Ada banyak contoh yang dapat kita kemukakan disini seorang kawan yang rajin shalat 5 waktu acap kali punya kepribadian yang tak pantas di dengarkan dari mulutnya, alih alih saia sering mendengar secara langsung yang keluar dari mulutnya penuh kebencian, atau malah sarkasme, apa apa yang beda dengan kebiasaannya salah uuuuuuch hebat nian. Ada pula kawan yang berkali kali menunaikan haji dan umroh tetapi terus melakukan korupsi di kantornya. Atau STMJ Sholat Terus maksiat Jalan hehehehe.
Lantas dimana letak kesalahnnya? saia kira persoalan utamanya adalah pada kesalahan cara berpikir. Banyak orang yang memahami agama dalam pengertian ritual dan fiqih belaka. Dalam konsep mereka, beragama berarti melakukan shalat, puasa, zakat, haji, dan melagukan ( bukannya membaca ) Alquran. Padahal esensi beragama bukan disitu. Esensi beragama justru pada budi pekerti yang mulia.
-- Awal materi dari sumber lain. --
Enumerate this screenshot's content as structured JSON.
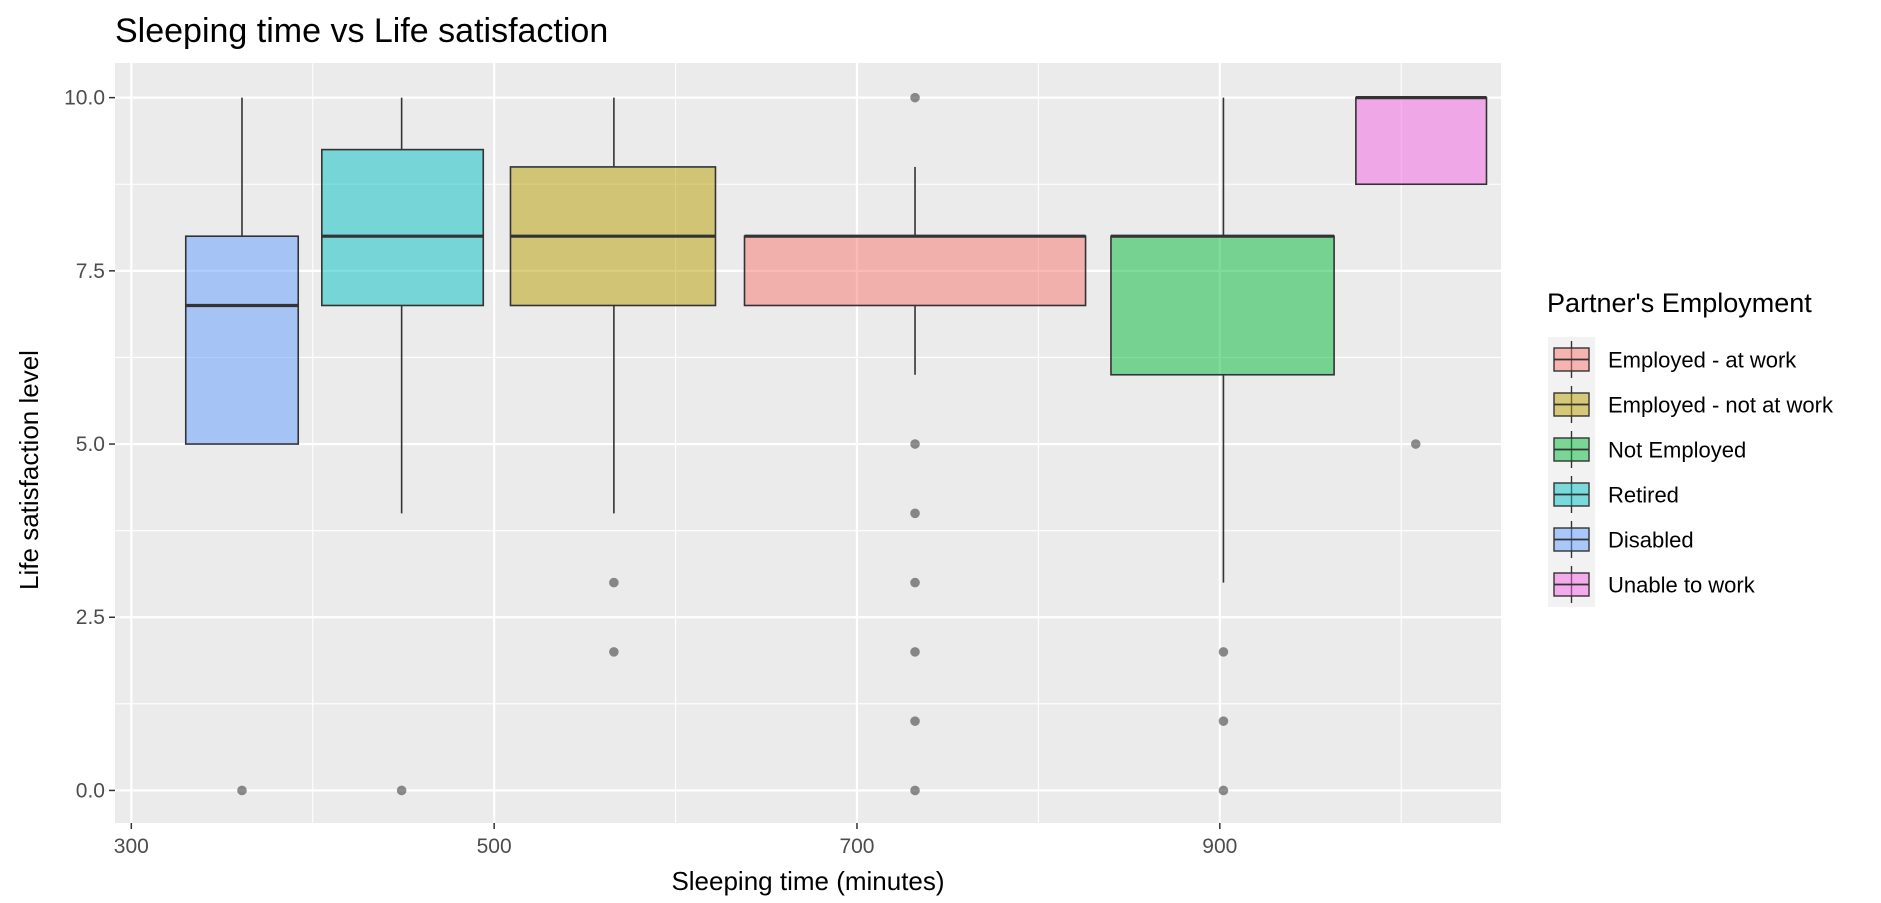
{
  "chart_data": {
    "type": "box",
    "title": "Sleeping time vs Life satisfaction",
    "xlabel": "Sleeping time (minutes)",
    "ylabel": "Life satisfaction level",
    "xlim": [
      291,
      1055
    ],
    "ylim": [
      -0.47,
      10.5
    ],
    "x_ticks": [
      300,
      500,
      700,
      900
    ],
    "y_ticks": [
      0.0,
      2.5,
      5.0,
      7.5,
      10.0
    ],
    "y_tick_labels": [
      "0.0",
      "2.5",
      "5.0",
      "7.5",
      "10.0"
    ],
    "grid": true,
    "legend": {
      "title": "Partner's Employment",
      "position": "right",
      "entries": [
        {
          "label": "Employed - at work",
          "color": "#F8766D"
        },
        {
          "label": "Employed - not at work",
          "color": "#B79F00"
        },
        {
          "label": "Not Employed",
          "color": "#00BA38"
        },
        {
          "label": "Retired",
          "color": "#00BFC4"
        },
        {
          "label": "Disabled",
          "color": "#619CFF"
        },
        {
          "label": "Unable to work",
          "color": "#F564E3"
        }
      ]
    },
    "series": [
      {
        "group": "Disabled",
        "x_center": 361,
        "x_span": [
          330,
          392
        ],
        "whisker_low": 5,
        "q1": 5,
        "median": 7,
        "q3": 8,
        "whisker_high": 10,
        "outliers": [
          0
        ]
      },
      {
        "group": "Retired",
        "x_center": 449,
        "x_span": [
          405,
          494
        ],
        "whisker_low": 4,
        "q1": 7,
        "median": 8,
        "q3": 9.25,
        "whisker_high": 10,
        "outliers": [
          0
        ]
      },
      {
        "group": "Employed - not at work",
        "x_center": 566,
        "x_span": [
          509,
          622
        ],
        "whisker_low": 4,
        "q1": 7,
        "median": 8,
        "q3": 9,
        "whisker_high": 10,
        "outliers": [
          3,
          2
        ]
      },
      {
        "group": "Employed - at work",
        "x_center": 732,
        "x_span": [
          638,
          826
        ],
        "whisker_low": 6,
        "q1": 7,
        "median": 8,
        "q3": 8,
        "whisker_high": 9,
        "outliers": [
          10,
          5,
          4,
          3,
          2,
          1,
          0
        ]
      },
      {
        "group": "Not Employed",
        "x_center": 902,
        "x_span": [
          840,
          963
        ],
        "whisker_low": 3,
        "q1": 6,
        "median": 8,
        "q3": 8,
        "whisker_high": 10,
        "outliers": [
          2,
          1,
          0
        ]
      },
      {
        "group": "Unable to work",
        "x_center": 1008,
        "x_span": [
          975,
          1047
        ],
        "whisker_low": 8.75,
        "q1": 8.75,
        "median": 10,
        "q3": 10,
        "whisker_high": 10,
        "outliers": [
          5
        ]
      }
    ]
  }
}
Kedua, Agama sering dipahami sebagai serangkaian peraturan dan larangan. Dengan demikian makna agama telah tereduksi sedemikian rupa menjadi kewajiban dan bukan kebutuhan. Agama diajarkan dengan pendekatan hukum, bukannya pendekatan kebutuhan dan komitmen. Ini menjauhkan agama dari makna sebenarnya, yaitu sebagai sebuah cara hidup, apalagi cara berpikir.
Agama seharusnya dipahami sebagai sebuah kebutuhan tertinggi manusia.
Kita tidak beribada karena surga dan neraka tetapi karena kita lapar secara rohani.
Kita beribadah karena kita menginginkan kesejukan dan kenikmatan batin yang tiada taranya.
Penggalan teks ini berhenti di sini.